🧭 Multi-Tenant SaaS — Project 3

Redis-Backed Dynamic Rate Limiting with SlowAPI

🚀 Introduction: Why Redis-Backed Rate Limiting Matters for SaaS Scalability

As our multi-tenant SaaS journey continues, we move from local experimentation to real-world scalability. In Project 1, we learned how to handle multiple tenants within one codebase. In Project 2, we introduced per-tenant fairness with SlowAPI, ensuring every tenant enjoyed predictable service levels. Now, in Project 3, we step into the production zone — where scalability, distribution, and reliability become non-negotiable.

When your SaaS runs on a single container, local memory-based limits are fine. But in the real world, applications rarely live alone. They run on multiple containers, pods, or servers behind a load balancer. Without a shared backend, each instance maintains its own counters — creating inconsistent throttling, double allowances, and even missed abuse detection.

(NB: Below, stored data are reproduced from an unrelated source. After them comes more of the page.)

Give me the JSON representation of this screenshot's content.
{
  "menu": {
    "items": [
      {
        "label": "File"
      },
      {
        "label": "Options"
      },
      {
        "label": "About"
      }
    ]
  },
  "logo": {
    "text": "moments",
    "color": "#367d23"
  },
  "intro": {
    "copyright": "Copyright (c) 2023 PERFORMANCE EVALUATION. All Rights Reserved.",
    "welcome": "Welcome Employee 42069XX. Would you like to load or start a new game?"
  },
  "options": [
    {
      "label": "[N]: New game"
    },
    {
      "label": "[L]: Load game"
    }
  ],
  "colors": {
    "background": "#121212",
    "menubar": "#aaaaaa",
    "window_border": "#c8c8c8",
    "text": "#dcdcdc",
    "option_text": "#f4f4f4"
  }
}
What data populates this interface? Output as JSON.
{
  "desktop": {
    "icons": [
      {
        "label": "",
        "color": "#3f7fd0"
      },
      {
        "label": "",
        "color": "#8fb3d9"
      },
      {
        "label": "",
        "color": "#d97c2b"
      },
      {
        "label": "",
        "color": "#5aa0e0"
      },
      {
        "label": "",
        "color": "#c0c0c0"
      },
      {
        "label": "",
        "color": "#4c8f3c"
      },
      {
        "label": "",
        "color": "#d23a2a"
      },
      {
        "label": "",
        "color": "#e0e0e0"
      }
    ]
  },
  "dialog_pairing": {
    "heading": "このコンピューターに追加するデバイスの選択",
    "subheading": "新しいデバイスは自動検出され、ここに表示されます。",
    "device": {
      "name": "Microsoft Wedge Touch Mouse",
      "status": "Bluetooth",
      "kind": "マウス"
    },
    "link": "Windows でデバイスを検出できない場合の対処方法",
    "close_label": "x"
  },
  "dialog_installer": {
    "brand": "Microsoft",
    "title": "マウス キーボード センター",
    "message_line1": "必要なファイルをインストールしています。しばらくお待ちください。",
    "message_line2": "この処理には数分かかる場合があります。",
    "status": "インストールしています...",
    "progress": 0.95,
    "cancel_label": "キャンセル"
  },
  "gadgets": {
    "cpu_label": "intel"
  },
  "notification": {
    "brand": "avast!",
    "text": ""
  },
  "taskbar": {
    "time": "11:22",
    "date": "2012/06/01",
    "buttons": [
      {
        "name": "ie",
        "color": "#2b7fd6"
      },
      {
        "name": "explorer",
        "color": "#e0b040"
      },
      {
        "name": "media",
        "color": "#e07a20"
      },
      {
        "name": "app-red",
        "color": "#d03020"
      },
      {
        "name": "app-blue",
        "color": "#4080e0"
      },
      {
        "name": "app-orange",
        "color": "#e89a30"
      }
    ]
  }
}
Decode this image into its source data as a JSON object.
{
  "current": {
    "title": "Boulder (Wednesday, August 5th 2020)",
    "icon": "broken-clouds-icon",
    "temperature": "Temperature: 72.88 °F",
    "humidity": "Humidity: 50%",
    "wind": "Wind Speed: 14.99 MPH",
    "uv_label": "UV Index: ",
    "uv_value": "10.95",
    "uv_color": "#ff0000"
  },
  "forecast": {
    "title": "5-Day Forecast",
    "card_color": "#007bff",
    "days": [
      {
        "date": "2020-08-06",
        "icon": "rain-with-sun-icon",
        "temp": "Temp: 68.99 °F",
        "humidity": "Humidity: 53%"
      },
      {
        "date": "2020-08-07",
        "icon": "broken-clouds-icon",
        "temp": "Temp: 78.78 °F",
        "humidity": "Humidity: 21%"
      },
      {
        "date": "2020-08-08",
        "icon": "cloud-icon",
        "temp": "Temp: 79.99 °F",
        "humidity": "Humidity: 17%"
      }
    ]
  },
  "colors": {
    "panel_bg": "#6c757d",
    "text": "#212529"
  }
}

That’s where Redis comes in. Redis provides a fast, centralized store that SlowAPI uses to maintain all rate-limit counters globally. Every API replica connects to the same Redis instance, so no matter which node handles a request, the system enforces a single truth about rate usage. It’s the heartbeat that keeps fairness synchronized across your distributed infrastructure.

🔍 The Goal

The goal of this project is to show you exactly how to convert a local rate-limiting setup into a production-grade, distributed enforcement system using FastAPI + SlowAPI + Redis. You’ll see how two separate API containers share the same global counters, how tenants retain their dynamic per-plan limits, and how Redis ensures consistent “Too Many Requests” (HTTP 429) responses even across instances.

By the end of this project, you’ll understand how enterprise SaaS systems scale — not by adding servers blindly, but by sharing intelligence through smart backends like Redis. This is the bridge between a working demo and a real SaaS product ready for global deployment.

🖥️ Slide 1: Project 3 — Multi-Tenant SaaS with Redis-Backed Rate Limiting (SlowAPI)

This project takes the previous multi-tenant SaaS demos one step further by connecting SlowAPI to a Redis backend. Now, all API replicas share the same rate-limit counters, ensuring consistent enforcement no matter which instance handles a request. This architecture introduces distributed fairness — every tenant and session are tracked globally, not per container.

⚙️ Slide 2: Why Redis Backend is Needed

In a single-instance setup, SlowAPI keeps counters in memory. But once you scale horizontally (multiple containers or pods), each instance tracks limits independently — causing inconsistent throttling. Redis solves this by acting as a central store for counters and tokens, allowing:

Shared limits across replicas
Persistence across restarts
Fast, atomic increments using Redis commands

This transforms rate-limiting from local enforcement to a cluster-wide governance system.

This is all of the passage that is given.